Here’s how banks are aiming to attract and retain customers today.
Customizing the Customer Experience
People expect banks to know what they want and need before even asking. As Payments Journal describes, banks today need to know and understand “even the smallest details of a client’s banking requirements.”
Customization is a key tenet of an overall stellar customer experience. The best banks understand who a customer is based on demographics and past actions — and figure out exactly what they expect. Surveys can help banks understand customers’ innermost thoughts and feelings on their services, not to mention which offers get the most positive response from various customer segments.
Speaking of segmenting, it’s increasingly vital to customize offers closely to niche subsets of customers rather than casting a wide net in the name of universal appeal. The goal is to boost the relevancy of product offerings and marketing messages based on subtle differences between groups.
Here’s just one example: Rather than treating customers aged 22-25 as one target group, consider the difference between a fresh college graduate and someone a year or two into their first salaried job. Speaking to this difference in their priorities and financial standings can go a long way in earning and keeping their business as needs shift.
The ability to effectively segment, understand and “wow” audiences depends increasingly on having financial analysis tools up to the task of mining a massive amount of data for useful insights. Pivoting toward self-service analytics empowers employees of all stripes to crunch numbers, draw conclusions and make data-driven decisions, while artificial intelligence-driven analytics helps organizations uncover insights otherwise hidden within a huge sea of data. The insights are there; it’s just a matter of whether banks have the tools to extract them and the culture to incorporate them into regular decision-making.
Marketing to Millennials
Banks are starting to understand just how important it is to capture the attention and loyalty of millennials — and, sooner rather than later, the members of Gen Z behind them. But many members of this group feel their current approach to banking leaves much to be desired.

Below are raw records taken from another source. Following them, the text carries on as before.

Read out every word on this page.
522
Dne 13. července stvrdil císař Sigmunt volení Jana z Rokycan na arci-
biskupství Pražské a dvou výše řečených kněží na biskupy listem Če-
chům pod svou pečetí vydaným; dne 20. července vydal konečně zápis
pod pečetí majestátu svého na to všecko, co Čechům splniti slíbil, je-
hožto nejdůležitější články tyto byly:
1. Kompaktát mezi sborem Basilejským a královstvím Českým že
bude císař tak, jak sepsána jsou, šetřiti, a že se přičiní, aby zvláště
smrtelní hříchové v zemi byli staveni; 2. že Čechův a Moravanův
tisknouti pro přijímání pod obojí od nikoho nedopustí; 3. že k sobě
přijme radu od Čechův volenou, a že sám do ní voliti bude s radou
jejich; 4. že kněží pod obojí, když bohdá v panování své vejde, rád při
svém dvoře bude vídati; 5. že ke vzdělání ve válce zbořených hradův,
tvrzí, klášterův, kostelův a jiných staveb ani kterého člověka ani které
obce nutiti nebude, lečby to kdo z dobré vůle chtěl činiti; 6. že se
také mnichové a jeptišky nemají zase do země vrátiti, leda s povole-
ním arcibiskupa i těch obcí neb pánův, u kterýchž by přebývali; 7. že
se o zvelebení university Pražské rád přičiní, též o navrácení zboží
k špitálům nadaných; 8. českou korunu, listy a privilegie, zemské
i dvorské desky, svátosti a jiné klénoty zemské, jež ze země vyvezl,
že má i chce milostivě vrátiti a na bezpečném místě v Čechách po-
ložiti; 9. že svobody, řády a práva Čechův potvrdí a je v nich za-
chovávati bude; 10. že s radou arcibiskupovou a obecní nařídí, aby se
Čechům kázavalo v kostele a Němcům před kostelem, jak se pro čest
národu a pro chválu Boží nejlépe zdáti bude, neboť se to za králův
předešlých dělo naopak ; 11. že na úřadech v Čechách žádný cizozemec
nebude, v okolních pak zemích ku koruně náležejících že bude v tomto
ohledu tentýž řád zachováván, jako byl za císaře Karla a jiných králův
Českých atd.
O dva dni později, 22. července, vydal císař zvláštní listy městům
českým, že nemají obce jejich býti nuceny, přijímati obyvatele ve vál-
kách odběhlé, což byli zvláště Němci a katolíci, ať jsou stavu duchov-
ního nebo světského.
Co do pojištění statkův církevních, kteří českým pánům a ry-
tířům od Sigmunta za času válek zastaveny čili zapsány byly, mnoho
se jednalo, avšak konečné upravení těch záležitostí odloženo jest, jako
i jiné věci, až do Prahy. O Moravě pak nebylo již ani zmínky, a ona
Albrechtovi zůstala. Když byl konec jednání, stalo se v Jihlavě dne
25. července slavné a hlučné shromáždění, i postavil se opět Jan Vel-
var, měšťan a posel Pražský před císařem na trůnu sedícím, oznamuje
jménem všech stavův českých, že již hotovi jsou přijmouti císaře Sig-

And where there’s dissatisfaction, there’s opportunity to do better and forge lasting relationships with customers.
Research is showing millennials want highly convenient mobile experiences, more personalized experiences and accessible financial advice. One bank even utilized a human-like robot named Pepper to offer visitors “a charming, charismatic and fast alternative to waiting in line for a teller,” according to Forbes The result? The bank saw year-over-year growth of 44 percent in addition to an uptick in employee morale.
Making Cyber Security a Selling Point
In our age of data breaches and cyberattacks, customers want reassurance their funds are safe. Banks with a strong cyber-defense strategy are positioned to build trust with customers. According the American Bankers Association journal, the pillars of cybersecurity excellence within the financial industry today are protection, detection and resolution. Strengthening this foundation and communicating these efforts to customers can go a long way.
Banks today can use data analytics, cybersecurity advantages and personalized customer experiences to attain and retract customers today.